HCER: What do you think will be the impact of trade in a continuously globalizing world? Do you think it will increase more in light of growing economies such as China, or will it be more regulated because of increased barriers?
PL: I think the long-term trend is an increase in trade. When you look at the numbers, the ratio of trade to GDP or the ratio of expansion of trade to expansion of GDP is growing, so it is an increasing proportion of the size of the economies. It is this way because of globalization—globalization, technology, and transport costs allow for a larger shift in production in various places, which translates into the numbers on trade. So yes, I believe that this sort of international division of labor will increase in the future, and that all the big economies who joined this sort of “planet system” in the last 20 years have gone in the direction of increased trade, as seen in China, India, Brazil, South Africa, and Indonesia.
HCER: With group trade blocks like the EU, if you want to have global trade, do you see them as favoring this trend or as impediments?

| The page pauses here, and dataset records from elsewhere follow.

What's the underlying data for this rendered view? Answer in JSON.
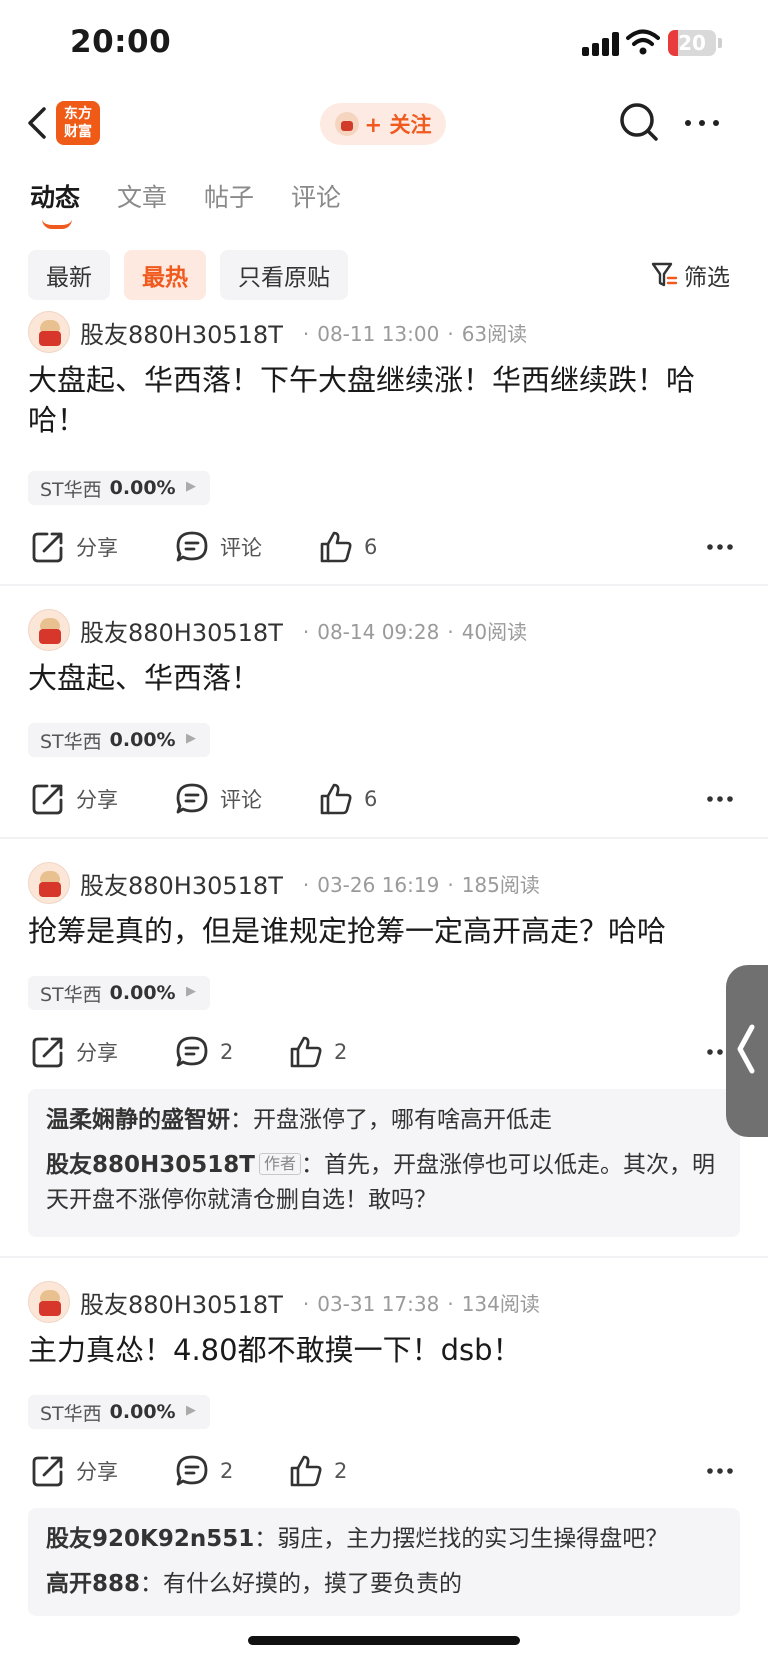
{
  "status": {
    "time": "20:00",
    "battery": "20",
    "battery_level": 0.2
  },
  "nav": {
    "logo_line1": "东方",
    "logo_line2": "财富",
    "follow_label": "+ 关注"
  },
  "tabs": [
    {
      "label": "动态"
    },
    {
      "label": "文章"
    },
    {
      "label": "帖子"
    },
    {
      "label": "评论"
    }
  ],
  "filters": {
    "chips": [
      "最新",
      "最热",
      "只看原贴"
    ],
    "filter_label": "筛选"
  },
  "posts": [
    {
      "user": "股友880H30518T",
      "time": "08-11 13:00",
      "reads": "63阅读",
      "text": "大盘起、华西落！下午大盘继续涨！华西继续跌！哈哈！",
      "stock": "ST华西",
      "change": "0.00%",
      "share": "分享",
      "comment": "评论",
      "likes": "6"
    },
    {
      "user": "股友880H30518T",
      "time": "08-14 09:28",
      "reads": "40阅读",
      "text": "大盘起、华西落！",
      "stock": "ST华西",
      "change": "0.00%",
      "share": "分享",
      "comment": "评论",
      "likes": "6"
    },
    {
      "user": "股友880H30518T",
      "time": "03-26 16:19",
      "reads": "185阅读",
      "text": "抢筹是真的，但是谁规定抢筹一定高开高走？哈哈",
      "stock": "ST华西",
      "change": "0.00%",
      "share": "分享",
      "comment": "2",
      "likes": "2",
      "replies": [
        {
          "user": "温柔娴静的盛智妍",
          "text": "开盘涨停了，哪有啥高开低走"
        },
        {
          "user": "股友880H30518T",
          "tag": "作者",
          "text": "首先，开盘涨停也可以低走。其次，明天开盘不涨停你就清仓删自选！敢吗？"
        }
      ]
    },
    {
      "user": "股友880H30518T",
      "time": "03-31 17:38",
      "reads": "134阅读",
      "text": "主力真怂！4.80都不敢摸一下！dsb！",
      "stock": "ST华西",
      "change": "0.00%",
      "share": "分享",
      "comment": "2",
      "likes": "2",
      "replies": [
        {
          "user": "股友920K92n551",
          "text": "弱庄，主力摆烂找的实习生操得盘吧？"
        },
        {
          "user": "高开888",
          "text": "有什么好摸的，摸了要负责的"
        }
      ]
    }
  ]
}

PL: It’s for individual countries to decide how they want to run their trade policy. Europeans have decided they will pull their sovereignty. They decided this 50 years ago, not yesterday, because of globalization. They decided they were going to pull their sovereignty for various reasons, both political and those concerned with efficiency. They believed they needed to have a way to unionize on their table. No other place on the planet has yet gone this route. The Mercoser is a sort of custom union, but they haven’t decided whether to implement a single trade policy. Even in Africa, things like ECOAS, for instance, which are meant to be custom unions, haven’t decided that they need to have any kind of trading restriction. So it depends, though what I believe is that the trend of economic regional integration will reinforce groups such as the ASEAN group of countries, which is obviously after something more integrated. Now whether they decide to cross the line of single trade policy and fully participate in the WTO is for them to decide.
HCER: What do you think about the current hostility in the EU market towards Chinese goods? What do you think will be the impact of a barrier on the development and welfare of these countries?
PL: These frictions are certainly there. They are inevitable given the speed and the size of China’s entrance into the global economy. So there are frictions with Europe, there are frictions with Japan, with the US, and also with South Africa—look at textiles and clothing, for instance. So these frictions are there and they are inevitable given these huge forces that are at the origin of this process. This is a system in which people have subscribed to the collective insurance policy that is protectionism. And this system has a name: it is the WTO. So the question becomes how to use our collective capacity in the WTO to harness this process. And when China joined the WTO it took a big step in this direction by accepting the rules of the game, which are global rules. China benefits from this in terms of protection, but it also has taken on obligations to behave in a way that benefits other countries as well. So it all depends. Since all of these forces are here this process will occur, and it can happen in an orderly or disorderly way. We know what happened in the 1930s with protectionism—the domino effect it created and the impact it had on the war. So it is up to the members to decide. These forces are there—it can happen the right way, peacefully and to the benefit of countries, or in a more abrasive way. I am going to do my best in terms of my duty to push the system in the first direction rather than the second.
HCER: Do you think that the almost utopian idea of achieving a single global market is realizable or desirable in the long term? And do you think that global trade is 100 percent compatible with global social values? What would be an appropriate balance between the two?
PL: No, I don’t think that we are working toward a single market. We are simply working to make the playing field more level so that the game of comparative advantage, especially in developing countries, is fairer. This, of course, raises problems of articulation relating to other values with trade opening, which is not an end, but a means to increase welfare and reduce poverty. In the end it impacts other value systems, and this cohabitation can be seen at present. As I have said, there are explicit instructions that our members have given us at the WTO to make sure that trade and health, and trade and environment, do not bump into each other. This has been done at a certain stage of the economy’s development and the development of values, and it will have to adjust and change over time. But this cohabitation is necessary. It is as necessary in the WTO as it is necessary in the UN system, where the same sort of problems arise when you talk about issues such as human rights. We have to run this planet as a whole even if it won’t be a single market, which I don’t think it should be.